2.0 KiB
2.0 KiB
Multi-party Signed Git workflows
Path 1
This path allows most devs to use the tools they are used to, but requires a second security-only review later
- Author submits changes for review
- Reviewer and author iterate on changes for style, quality, and functionality using any collaboration tool they wish
- Reviewer merges changes with signed merge commit
- Several cycles of steps 1-3 complete until it is time for a release
- Release engineer tags a release candidate
- Release candidate is tested in staging
- Security reviewers do "git sig review" locally examining total diff from last release to current release candidate for any malicious code (ignoring style/quality/functionality)
- Security reviewers do "git sig add" to attach a signed tags to release candidate
- Release engineer adds signed release tag to release candidate making it eligible for production deployment
Path 2
This path is shorter and more flexible, but will mean all parties need to learn how to use secure review tooling.

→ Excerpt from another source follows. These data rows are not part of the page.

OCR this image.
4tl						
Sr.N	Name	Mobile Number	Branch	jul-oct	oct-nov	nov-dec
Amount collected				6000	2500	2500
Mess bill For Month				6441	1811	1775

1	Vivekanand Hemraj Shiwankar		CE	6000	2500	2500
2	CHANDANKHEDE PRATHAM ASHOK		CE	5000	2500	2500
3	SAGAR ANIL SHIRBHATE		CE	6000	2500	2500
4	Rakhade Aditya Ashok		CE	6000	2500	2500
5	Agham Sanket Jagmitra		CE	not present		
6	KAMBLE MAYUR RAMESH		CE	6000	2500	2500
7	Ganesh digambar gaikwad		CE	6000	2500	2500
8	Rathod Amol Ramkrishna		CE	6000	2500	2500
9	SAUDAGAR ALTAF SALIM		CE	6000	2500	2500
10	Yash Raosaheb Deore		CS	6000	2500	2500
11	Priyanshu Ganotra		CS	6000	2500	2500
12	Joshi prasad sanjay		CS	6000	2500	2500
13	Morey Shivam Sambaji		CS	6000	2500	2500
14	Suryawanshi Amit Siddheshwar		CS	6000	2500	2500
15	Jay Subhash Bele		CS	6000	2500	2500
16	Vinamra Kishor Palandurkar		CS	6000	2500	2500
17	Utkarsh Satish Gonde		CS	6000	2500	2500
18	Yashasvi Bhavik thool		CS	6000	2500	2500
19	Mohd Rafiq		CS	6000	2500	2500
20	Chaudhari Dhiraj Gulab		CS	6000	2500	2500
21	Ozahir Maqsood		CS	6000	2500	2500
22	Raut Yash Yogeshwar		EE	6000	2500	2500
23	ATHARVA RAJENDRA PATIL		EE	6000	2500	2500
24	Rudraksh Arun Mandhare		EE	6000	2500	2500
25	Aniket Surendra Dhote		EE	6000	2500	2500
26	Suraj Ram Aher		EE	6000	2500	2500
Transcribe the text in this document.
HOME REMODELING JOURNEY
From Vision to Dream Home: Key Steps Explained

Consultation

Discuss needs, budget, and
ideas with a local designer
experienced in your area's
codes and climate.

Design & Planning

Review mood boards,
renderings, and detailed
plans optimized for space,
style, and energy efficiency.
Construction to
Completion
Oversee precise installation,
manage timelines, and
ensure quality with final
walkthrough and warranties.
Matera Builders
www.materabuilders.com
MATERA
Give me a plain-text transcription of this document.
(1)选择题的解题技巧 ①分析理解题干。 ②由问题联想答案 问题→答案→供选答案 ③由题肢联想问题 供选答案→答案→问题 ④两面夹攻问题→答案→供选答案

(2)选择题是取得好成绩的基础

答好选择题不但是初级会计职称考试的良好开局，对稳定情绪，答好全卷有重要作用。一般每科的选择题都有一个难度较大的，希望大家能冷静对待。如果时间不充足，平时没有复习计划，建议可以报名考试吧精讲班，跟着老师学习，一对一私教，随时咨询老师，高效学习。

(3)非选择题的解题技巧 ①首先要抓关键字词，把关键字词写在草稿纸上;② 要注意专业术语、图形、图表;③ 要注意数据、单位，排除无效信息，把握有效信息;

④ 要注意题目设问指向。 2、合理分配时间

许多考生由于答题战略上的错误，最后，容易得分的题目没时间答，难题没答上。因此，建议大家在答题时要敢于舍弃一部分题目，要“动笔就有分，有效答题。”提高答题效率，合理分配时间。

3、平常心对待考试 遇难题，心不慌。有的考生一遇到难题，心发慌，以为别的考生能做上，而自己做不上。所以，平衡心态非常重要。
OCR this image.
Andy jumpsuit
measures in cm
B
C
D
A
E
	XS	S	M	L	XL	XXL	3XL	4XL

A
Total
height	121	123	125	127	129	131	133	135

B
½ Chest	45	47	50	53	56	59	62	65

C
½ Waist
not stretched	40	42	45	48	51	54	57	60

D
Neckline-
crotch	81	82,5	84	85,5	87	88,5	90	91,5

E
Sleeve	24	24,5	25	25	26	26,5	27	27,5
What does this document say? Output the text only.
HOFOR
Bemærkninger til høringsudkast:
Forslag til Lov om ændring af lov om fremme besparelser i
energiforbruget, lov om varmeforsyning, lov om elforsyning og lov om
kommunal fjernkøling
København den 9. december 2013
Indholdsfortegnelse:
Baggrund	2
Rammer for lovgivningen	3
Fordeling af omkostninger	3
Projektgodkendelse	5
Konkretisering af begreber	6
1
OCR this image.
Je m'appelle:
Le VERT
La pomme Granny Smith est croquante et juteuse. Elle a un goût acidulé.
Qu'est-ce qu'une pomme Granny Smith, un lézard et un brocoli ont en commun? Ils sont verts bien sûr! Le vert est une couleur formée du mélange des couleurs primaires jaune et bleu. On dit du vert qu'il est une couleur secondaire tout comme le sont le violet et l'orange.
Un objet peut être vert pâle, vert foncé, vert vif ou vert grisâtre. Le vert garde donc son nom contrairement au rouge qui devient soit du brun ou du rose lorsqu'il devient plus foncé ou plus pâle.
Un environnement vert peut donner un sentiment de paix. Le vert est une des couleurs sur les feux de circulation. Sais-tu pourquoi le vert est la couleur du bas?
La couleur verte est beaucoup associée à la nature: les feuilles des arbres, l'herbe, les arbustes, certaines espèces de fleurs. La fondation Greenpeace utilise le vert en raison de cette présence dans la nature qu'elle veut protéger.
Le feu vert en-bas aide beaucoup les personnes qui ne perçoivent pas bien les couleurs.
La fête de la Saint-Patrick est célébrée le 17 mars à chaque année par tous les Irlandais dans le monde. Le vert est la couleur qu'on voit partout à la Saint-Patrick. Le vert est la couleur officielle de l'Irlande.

- Author submits changes for review
- Reviewer and author iterate on changes using any tool they wish
- Author or reviewer merge changes with or without a merge commit
- Reviewer does "git sig review" to bump their review marker to HEAD.
Notes
- Reviews done in a third party WebUI defeat the point of local signing
- You don't know if a force push happened between your review and local pull/sign/push
- For general code-quality this may be tolerable, but review should not be trusted in a security context
- All changes must have a signature by the author and someone other than the author
- This means in Path 1 that a security reviewer cannot also be a contributor to a given context
- "git sig review" tool /could/ support a folder argument
- would signify a given review only applies to a given folder
- will "git sig verify" will similarly need to be folder aware
- Without this, trust on important apps like "signer" will not be practical in a monorepo.